David Golder narra la historia de un banquero ruso-judío que vive en París. Está continuamente sometido a los caprichos de su esposa y de su hija, a quien adora, y por ellas pierde la cabeza y la fortuna. A comienzos de la novela, David Golder se desmaya y le es diagnosticada una angina de pecho. Debe descansar, pero le resulta imposible: tiene que seguir haciendo negocios. Viaja por barco a Rusia, se reencuentra con su paupérrimo pueblo natal y durante el viaje de regreso muere.

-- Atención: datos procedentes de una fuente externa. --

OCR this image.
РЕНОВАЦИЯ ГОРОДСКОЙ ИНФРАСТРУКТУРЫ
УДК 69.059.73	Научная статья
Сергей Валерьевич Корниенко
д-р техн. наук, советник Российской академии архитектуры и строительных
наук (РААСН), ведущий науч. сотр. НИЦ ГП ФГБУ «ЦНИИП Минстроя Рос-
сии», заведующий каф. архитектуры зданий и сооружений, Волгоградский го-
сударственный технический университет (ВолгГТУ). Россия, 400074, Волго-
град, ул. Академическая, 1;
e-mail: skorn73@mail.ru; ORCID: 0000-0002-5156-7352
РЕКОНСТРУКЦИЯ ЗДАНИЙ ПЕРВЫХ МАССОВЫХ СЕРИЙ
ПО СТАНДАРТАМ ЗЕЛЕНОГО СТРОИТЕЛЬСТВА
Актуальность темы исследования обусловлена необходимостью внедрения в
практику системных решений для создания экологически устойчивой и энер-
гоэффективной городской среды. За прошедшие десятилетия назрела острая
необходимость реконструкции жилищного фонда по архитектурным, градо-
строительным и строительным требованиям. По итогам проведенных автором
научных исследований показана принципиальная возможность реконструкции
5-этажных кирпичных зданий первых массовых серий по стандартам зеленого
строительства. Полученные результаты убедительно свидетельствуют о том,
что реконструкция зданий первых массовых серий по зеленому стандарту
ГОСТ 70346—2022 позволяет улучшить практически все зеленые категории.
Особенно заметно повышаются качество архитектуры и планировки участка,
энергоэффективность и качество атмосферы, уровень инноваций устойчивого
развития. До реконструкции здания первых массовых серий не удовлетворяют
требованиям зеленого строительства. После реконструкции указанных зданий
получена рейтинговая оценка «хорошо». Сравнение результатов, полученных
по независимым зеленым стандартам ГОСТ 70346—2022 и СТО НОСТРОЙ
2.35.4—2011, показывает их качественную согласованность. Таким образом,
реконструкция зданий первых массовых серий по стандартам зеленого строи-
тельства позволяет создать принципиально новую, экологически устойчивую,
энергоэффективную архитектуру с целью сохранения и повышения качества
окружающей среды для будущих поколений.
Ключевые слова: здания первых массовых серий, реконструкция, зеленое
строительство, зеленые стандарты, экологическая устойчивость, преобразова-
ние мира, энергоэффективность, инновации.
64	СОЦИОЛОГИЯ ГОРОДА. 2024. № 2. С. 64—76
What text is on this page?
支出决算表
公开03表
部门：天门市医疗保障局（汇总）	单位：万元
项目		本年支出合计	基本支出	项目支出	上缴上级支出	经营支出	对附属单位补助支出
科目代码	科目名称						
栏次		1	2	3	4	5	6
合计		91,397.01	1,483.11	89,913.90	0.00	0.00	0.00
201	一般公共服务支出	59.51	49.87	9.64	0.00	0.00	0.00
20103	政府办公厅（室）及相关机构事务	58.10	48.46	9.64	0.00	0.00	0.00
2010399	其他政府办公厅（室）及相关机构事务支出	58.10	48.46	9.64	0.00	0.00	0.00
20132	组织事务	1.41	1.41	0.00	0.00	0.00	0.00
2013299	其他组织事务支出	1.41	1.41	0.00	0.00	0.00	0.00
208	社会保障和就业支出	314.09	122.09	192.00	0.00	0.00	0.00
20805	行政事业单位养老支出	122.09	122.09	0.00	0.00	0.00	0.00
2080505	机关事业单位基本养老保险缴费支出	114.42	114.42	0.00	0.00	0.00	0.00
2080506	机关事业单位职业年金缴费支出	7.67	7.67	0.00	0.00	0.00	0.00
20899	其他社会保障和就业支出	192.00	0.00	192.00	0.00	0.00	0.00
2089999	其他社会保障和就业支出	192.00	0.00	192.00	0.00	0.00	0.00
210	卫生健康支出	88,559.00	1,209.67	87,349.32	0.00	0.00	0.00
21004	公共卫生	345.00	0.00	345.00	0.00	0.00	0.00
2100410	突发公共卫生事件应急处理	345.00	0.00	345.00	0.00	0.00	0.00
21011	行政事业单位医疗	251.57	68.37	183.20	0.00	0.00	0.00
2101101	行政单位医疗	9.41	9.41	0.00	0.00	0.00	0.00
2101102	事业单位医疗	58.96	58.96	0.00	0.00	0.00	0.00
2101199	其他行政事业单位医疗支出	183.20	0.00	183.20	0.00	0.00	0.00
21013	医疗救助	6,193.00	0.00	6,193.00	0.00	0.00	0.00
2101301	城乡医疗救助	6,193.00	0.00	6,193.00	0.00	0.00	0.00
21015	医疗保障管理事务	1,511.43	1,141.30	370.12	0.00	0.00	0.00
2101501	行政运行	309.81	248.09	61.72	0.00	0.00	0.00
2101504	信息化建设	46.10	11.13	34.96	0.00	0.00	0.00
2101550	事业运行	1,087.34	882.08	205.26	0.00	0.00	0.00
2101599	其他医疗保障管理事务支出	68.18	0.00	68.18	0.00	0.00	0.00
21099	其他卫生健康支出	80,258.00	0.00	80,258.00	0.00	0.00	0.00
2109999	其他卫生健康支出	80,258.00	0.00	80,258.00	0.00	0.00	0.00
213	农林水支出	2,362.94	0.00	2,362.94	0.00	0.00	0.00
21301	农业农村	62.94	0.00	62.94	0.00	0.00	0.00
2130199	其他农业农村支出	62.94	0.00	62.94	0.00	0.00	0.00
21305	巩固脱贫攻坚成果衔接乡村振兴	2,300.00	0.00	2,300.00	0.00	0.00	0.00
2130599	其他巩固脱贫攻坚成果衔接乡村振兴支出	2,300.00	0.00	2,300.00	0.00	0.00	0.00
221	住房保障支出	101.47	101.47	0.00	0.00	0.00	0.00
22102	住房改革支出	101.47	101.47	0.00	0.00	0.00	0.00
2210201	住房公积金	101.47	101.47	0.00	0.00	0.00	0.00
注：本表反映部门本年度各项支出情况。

Escrita con un estilo preciso y detenido, la obra no es sino una versión adecuada a las primeras décadas del siglo de La muerte de Iván Illich de León Tolstoi. La enfermedad y la muerte están aliadas frente a la negligencia del protagonista: aunque se niegue a verlo, su fin está cerca. Tolstoi escribió su obra como una fábula sobre las vanidades de la vida. Tanto allí como en la mayoría de los autores eslavos aparece una sola verdad: `siento dolor, gracias a eso sé que estoy vivo` y `mi dolor es lo único que tengo`. Turguenev hablará del dolor espiritual: el amor no correspondido, o la búsqueda de una vida con sentido como en Rudin, el héroe ruso que marcha a luchar a las barricadas francesas en 1789. En Pushkin este dolor es el del honor perdido, en Gógol y también a veces en Dostoyevski, la miseria. Tal vez en los emigrados este dolor de vivir fue reemplazado por la nostalgia, por eso tantos personajes de Nabokov (Pnin, por ejemplo) sienten que viven como si estuvieran muertos. Némirovsky también sigue la tradición rusa: el dolor existe para recordarnos que vivimos y que lo estamos haciendo mal. Las vanidades pertenecen al mundo de las apariencias, en el mundo real sufrimos y nos estamos muriendo.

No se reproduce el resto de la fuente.